尻ビレの形だけが手がかりです。オスは棒状の交接器(ゴノポジウム)に変形し、メスは三角形のまま。グッピーと違ってプラティはオスもメスも同じ体色なので、色や柄では判別できません。
数値の根拠と情報源

【価格】2026-07-17 に charm(チャーム)の「プラティの仲間」カテゴリ(86件)で実測。定番品種(ミッキーマウス・レッド・タキシード・ミックス)は1匹190〜300円、プレミアム品種(バタフライ・ホワイトタイガー・キャリコ・ショートボディ)は1匹460〜560円。最安はブルーミッキーマウス12匹2,250円=1匹188円、レッドプラティ12匹2,070円=1匹173円。ミックスプラティ1ペア920円。まとめ買いほど単価が下がる(ブルーミッキー:4匹225円/匹→12匹188円/匹)。なお「サンセットプラティ」「バルーンプラティ」は取得できた86件の中に確認できなかった(在庫切れの可能性)。 【情報源の食い違い】この種は英語圏(Seriously Fish、原種基準)と日本のショップ系情報(改良品種基準)で数値が系統的にズレる。本サイトは日本で流通する改良品種を扱うため、日本語ソースの数値を採用し、食い違いを以下に残す。 ・親が稚魚を食べるか: Seriously Fish は "The adult fish will not eat their young"(食べない)と明記。一方 AQUALASSIC は「親魚は稚魚を食べてしまう」、東京アクアガーデンも「稚魚は親魚に見つかると食べられる」とし、日本の各記事は軒並み捕食を前提に隔離を推奨する。実務への影響が最も大きい食い違いのため、安全側(隔離が必要)に倒して記載した。 ・産仔数: 日本のソースは初産3〜10匹→成熟後30匹程度。Seriously Fish は「80匹まで珍しくない」。ここでは日本のソースを採用。 ・成魚サイズ: AQUALASSIC・東京アクアガーデンはオス40〜50mm/メス50〜60mm。
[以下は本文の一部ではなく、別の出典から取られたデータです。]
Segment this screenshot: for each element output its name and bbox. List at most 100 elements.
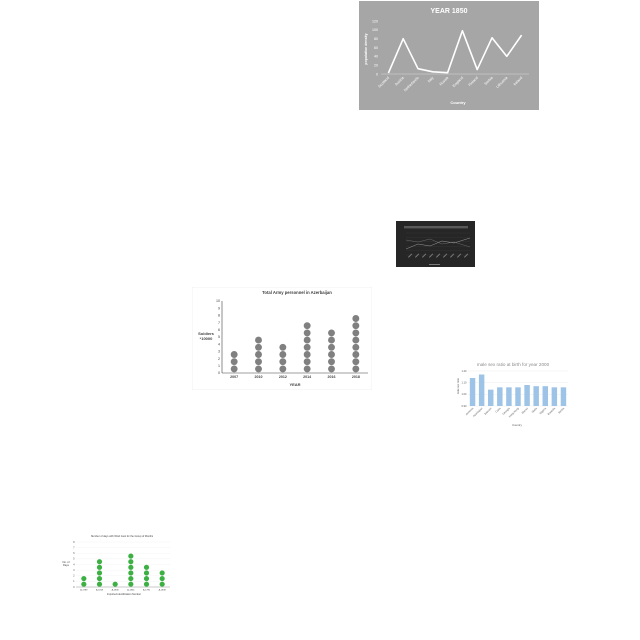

charm図鑑はオス60mm/メス70mm。Seriously Fish はメス75mm(SL)。狭い方を採用。 ・妊娠期間: 25〜28日(AQUALASSIC)。Seriously Fish は4〜6週とやや長い。 ・性成熟: 約3か月(charm図鑑・AQUALASSIC)。5か月とする情報もある。ここでは90〜150日とした。 【裏付けが取れなかった項目】出荷サイズまでの日数を直接示した情報源は見つからなかった。成長曲線(生後1か月で2cm、2か月で3cm、4〜5か月で最大5cm)と性成熟が約3か月であることから90〜150日と推定した目安であり、出典のある数値ではない。硬度(GH)と繁殖に必要な最小水量も裏付けが取れず未入力。稚魚の生存率も同様。 【採算について】個人繁殖の利益額を数値で示した一次情報は見つからなかった。本文の結論は、確認済みの販売価格と買取市場の状況からの推論である。買取については、グッピー園(山形)の買取対象が「プレコ・レッドビーシュリンプ・コリドラス・国産グッピー・ディスカス」であり、プラティが含まれないことを確認した。 【主な情報源】charm(販売ページ・図鑑)、AQUALASSIC、東京アクアガーデン、Seriously Fish、pet-life、withplace、Aquarium Favorite、グッピー園。